An Arizona abortionist who failed to estimate correctly the age of the unborn baby and instead of destroying her, delivered her alive, said the following. She was eight months in the womb.
“We can’t always be perfect.”
“Abortion Attempt Turns into Birth: Baby’s “Fine” Chicago Sun-Times March 23, 1981, 25. Quoted in James Tunstead Burtechaell “Rachel Weeping”
“The decision of a woman, or a couple, to have an abortion is not necessarily made because they dislike children, it is normally an expression of the fact that at this particular time in their life, they feel they cannot offer a child the love, security and physical support which would meet their ideals…Abortion is usually an altruistic decision.”
Malcolm Potts, Peter Diggory, and John Peel, Abortion (Cambridge: At the University Press, 1977) 227 – 228 Quoted in James Tunstead Burtechaell, C.S.C. Rachel Weeping: the Case against Abortion (San Francisco, CA: Harper & Row Publishers, 1982)
“The decision to have an abortion often reflects or is motivated by religious or spiritual beliefs that place priority on service and conduct of life as values even higher than procreation… Finally, if a woman cannot choose to terminate an unwanted pregnancy, she is denied the right to the “possession and control” of her own body.”
Lynn M Paltrow “To Return the Law to the Condition Before Roe Would Deny Women Their Fundamental Constitutional Rights” August 29, 1985 Amicus Cruiae prepared and filed by The National Abortion Rights Action League (Now Naral Pro-Choice America)
“For many young women, seeking an abortion is the first important health decisions they have had to make; recognition of their own abilities to take charge of their health can serve as a basis for other important health decisions, such as practicing contraception.”
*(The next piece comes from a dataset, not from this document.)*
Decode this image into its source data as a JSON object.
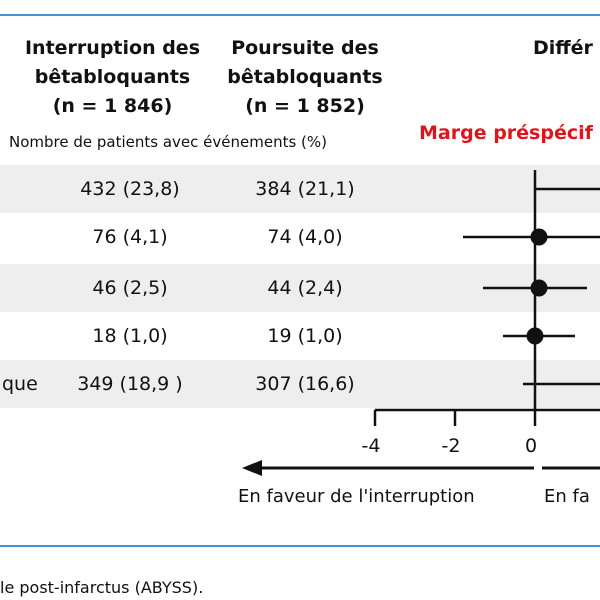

Felicia H. Stewart and Philip D. Darney “Abortion: Teaching Why As Well As How” Perspectives on Sexual and Reproductive Health volume 35 January/February 2003
“What we are saying is that abortion becomes one of the choices, and the person has the right to choose whatever it is that is best that they need as necessary and best for them in that situation for which they find themselves, be it abortion, to keep, to adopt, to sell, to leave in a dumpster, to put on your porch, whatever: it’s the person’s right to choose.”
Esther Langston, professor of Social Work, University of Nevada, Las Vegas, Public debate on abortion at the campus of the University of Nevada, at the Hendrix Auditorium December 4, 1989. As recorded by Mark Wiegand (Quoted in Francis J. Beckwith “Politically Correct Death: Answering the Arguments for Abortion Rights” (Grand Rapids, Michigan: Baker Books, 1993) p 174)
“Why must so many defenders of abortion always present it in negative terms and never talk about how, for some women, the decision to have an abortion is a tremendously positive experience, even if an unplanned pregnancy is not a prospect to be welcomed in itself?”
Pro-choice author Janet Hadley “Abortion: between Freedom and Necessity” (Great Britain: Virago Press) 1996 p 164
“A woman may think of her fetus as a person or just cells depending on whether the pregnancy is wanted or not. This does not reflect moral confusion, but choice in action.”
Cited by John Leo in “the Moral Complexity of Choice” U.S. News & World Report, December 11, 1989, 64
“Unwantedness” may be regarded as a major complication of pregnancy, with surgical intervention in the form of abortion as the indicated treatment rather than medical management, as would be the case with a wanted pregnancy.”